Two workshops focus on student support

Regional staff share experiences, resources

SIT staff from throughout the Middle East
gathered in Tunisia last month. It was one of
two regional workshops aimed at improving
support for U.S. students abroad.

SIT staff got together for two important workshops last month -- in Quito, Ecuador, and Sidi Bousaid, Tunisia -- focusing on student support and group dynamics. Designed by our program teams on the ground in these regions in collaboration with SIT’s Office of Student Affairs, the workshops brought together SIT staff members to examine the complex issues confronting U.S. students today.

Identity issues, student advocacy efforts and other nationwide social movements, are  evolving rapidly on U.S. campuses. These movements touch on complex constructs of identity – including disability, diversity, gender, and sexuality – and often come into even sharper focus during a study abroad experience when students find themselves in unfamiliar settings. SIT’s local teams are usually the first line of support for our students. These same staff members may also be those most removed from the processes and cultural contexts through which U.S. students are constructing their identities, and the movements such as Black Lives Matter and #metoo that are shaping U.S. campus environments.

Our January workshops gave participants an opportunity to share experiences, reflect on best practices, and access a wide variety of resources to help them support and better understand what shapes today’s students.

For example, one session focused entirely on race and working with diverse student groups. This session helped local staff grasp the critical concepts for understanding racial dynamics in a U.S. context; racial stress when studying abroad; and how to facilitate dialogue about race and racism during the program. In another session, on thoughtful and intentional ways to establish a good group dynamic, local staff discussed new ways to create safe spaces, make time for processing, understand micro-aggressions, and unmask difficult dialogue. 

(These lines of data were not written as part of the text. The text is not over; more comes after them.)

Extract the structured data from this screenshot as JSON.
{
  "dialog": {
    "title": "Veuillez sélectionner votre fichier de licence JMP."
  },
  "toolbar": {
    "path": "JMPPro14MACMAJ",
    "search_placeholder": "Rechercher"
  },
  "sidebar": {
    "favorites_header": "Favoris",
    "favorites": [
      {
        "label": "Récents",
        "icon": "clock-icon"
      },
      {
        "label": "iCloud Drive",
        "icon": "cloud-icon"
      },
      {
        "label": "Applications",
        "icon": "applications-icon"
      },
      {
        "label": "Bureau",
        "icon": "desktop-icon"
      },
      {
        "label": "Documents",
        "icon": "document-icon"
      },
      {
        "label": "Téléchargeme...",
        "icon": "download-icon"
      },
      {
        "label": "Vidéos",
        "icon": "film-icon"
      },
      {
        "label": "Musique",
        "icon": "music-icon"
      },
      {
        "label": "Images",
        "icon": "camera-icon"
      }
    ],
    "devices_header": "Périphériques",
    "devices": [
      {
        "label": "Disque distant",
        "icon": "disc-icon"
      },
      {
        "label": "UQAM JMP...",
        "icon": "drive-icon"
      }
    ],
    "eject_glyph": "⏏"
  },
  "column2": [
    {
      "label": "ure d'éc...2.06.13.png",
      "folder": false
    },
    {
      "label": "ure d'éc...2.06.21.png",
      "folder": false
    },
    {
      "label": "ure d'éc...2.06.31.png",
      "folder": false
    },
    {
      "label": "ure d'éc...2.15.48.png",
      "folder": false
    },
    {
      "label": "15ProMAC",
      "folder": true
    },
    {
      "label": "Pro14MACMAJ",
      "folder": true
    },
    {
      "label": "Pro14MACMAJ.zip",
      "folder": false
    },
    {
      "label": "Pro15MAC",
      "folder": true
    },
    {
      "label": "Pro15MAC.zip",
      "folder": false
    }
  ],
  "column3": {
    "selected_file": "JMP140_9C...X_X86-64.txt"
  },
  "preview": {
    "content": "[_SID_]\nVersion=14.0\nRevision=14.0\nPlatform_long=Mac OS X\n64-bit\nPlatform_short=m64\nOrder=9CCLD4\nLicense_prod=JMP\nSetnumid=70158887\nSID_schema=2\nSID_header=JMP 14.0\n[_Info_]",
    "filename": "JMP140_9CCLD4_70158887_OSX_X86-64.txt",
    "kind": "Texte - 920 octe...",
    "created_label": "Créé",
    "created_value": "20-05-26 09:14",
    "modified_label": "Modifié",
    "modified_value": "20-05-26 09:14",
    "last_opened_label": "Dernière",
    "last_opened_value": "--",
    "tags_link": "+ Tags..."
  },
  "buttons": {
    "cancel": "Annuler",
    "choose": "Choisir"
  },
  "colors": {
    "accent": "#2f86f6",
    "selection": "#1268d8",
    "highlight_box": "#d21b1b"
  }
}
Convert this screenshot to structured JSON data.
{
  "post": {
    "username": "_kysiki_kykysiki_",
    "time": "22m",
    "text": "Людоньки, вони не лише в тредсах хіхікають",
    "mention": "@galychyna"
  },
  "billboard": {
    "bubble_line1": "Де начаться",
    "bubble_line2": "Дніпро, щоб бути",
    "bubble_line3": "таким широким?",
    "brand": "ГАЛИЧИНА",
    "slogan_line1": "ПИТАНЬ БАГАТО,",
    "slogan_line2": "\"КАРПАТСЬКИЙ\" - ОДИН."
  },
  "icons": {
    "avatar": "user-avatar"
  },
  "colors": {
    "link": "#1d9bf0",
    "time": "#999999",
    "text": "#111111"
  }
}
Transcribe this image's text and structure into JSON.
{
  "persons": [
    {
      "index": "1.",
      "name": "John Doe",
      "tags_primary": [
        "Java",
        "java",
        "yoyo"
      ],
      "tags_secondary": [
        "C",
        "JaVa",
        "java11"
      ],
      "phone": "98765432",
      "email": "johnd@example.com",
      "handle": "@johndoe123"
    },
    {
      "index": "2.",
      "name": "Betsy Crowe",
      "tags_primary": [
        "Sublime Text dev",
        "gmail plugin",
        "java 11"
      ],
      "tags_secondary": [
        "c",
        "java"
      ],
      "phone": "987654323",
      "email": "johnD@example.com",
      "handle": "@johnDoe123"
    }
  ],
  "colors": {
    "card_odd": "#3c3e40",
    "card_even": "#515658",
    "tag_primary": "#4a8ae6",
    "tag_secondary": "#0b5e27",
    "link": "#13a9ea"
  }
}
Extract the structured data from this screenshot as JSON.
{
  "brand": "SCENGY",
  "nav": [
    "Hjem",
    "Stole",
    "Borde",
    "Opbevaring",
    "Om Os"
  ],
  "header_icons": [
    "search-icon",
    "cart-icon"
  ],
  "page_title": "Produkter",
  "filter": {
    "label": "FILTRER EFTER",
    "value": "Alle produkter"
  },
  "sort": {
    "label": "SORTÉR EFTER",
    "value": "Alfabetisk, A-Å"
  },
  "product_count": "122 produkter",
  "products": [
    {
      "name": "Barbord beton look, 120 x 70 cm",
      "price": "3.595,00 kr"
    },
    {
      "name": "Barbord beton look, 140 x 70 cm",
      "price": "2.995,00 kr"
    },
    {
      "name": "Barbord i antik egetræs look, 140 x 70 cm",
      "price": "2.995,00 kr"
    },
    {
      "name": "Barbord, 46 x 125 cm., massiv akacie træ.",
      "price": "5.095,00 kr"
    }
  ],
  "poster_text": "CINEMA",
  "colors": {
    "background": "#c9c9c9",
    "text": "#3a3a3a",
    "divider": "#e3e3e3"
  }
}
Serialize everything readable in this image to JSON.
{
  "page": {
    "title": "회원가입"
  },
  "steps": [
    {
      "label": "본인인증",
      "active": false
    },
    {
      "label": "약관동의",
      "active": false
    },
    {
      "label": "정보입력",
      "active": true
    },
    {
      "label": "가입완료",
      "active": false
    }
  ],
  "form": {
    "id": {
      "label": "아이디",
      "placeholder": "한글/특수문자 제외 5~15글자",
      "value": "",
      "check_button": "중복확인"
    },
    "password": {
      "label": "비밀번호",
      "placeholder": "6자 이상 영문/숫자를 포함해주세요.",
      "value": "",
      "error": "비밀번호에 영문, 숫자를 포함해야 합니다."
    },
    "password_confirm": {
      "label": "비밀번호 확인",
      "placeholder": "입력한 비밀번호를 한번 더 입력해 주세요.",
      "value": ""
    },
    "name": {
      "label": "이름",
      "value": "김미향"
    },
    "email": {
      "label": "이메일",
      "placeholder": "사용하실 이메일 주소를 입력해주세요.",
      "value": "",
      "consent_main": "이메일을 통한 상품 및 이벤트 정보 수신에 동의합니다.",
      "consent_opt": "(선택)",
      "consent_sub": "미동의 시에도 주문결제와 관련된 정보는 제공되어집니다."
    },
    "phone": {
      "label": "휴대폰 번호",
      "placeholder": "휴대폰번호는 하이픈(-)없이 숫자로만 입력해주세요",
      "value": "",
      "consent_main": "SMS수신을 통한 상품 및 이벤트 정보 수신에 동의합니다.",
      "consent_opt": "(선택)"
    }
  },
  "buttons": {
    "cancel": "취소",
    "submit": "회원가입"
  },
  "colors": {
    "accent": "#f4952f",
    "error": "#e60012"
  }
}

SIT regularly brings our academic directors and other staff members to the United States for training and orientation. The introduction of regional workshops developed by staff members is aimed at significantly enhancing individual and collective understanding to better equip our teams to address the complex issues that can have a significant impact on a student’s study abroad experience. The workshops were also a chance for SIT staff to build more robust regional support systemsl.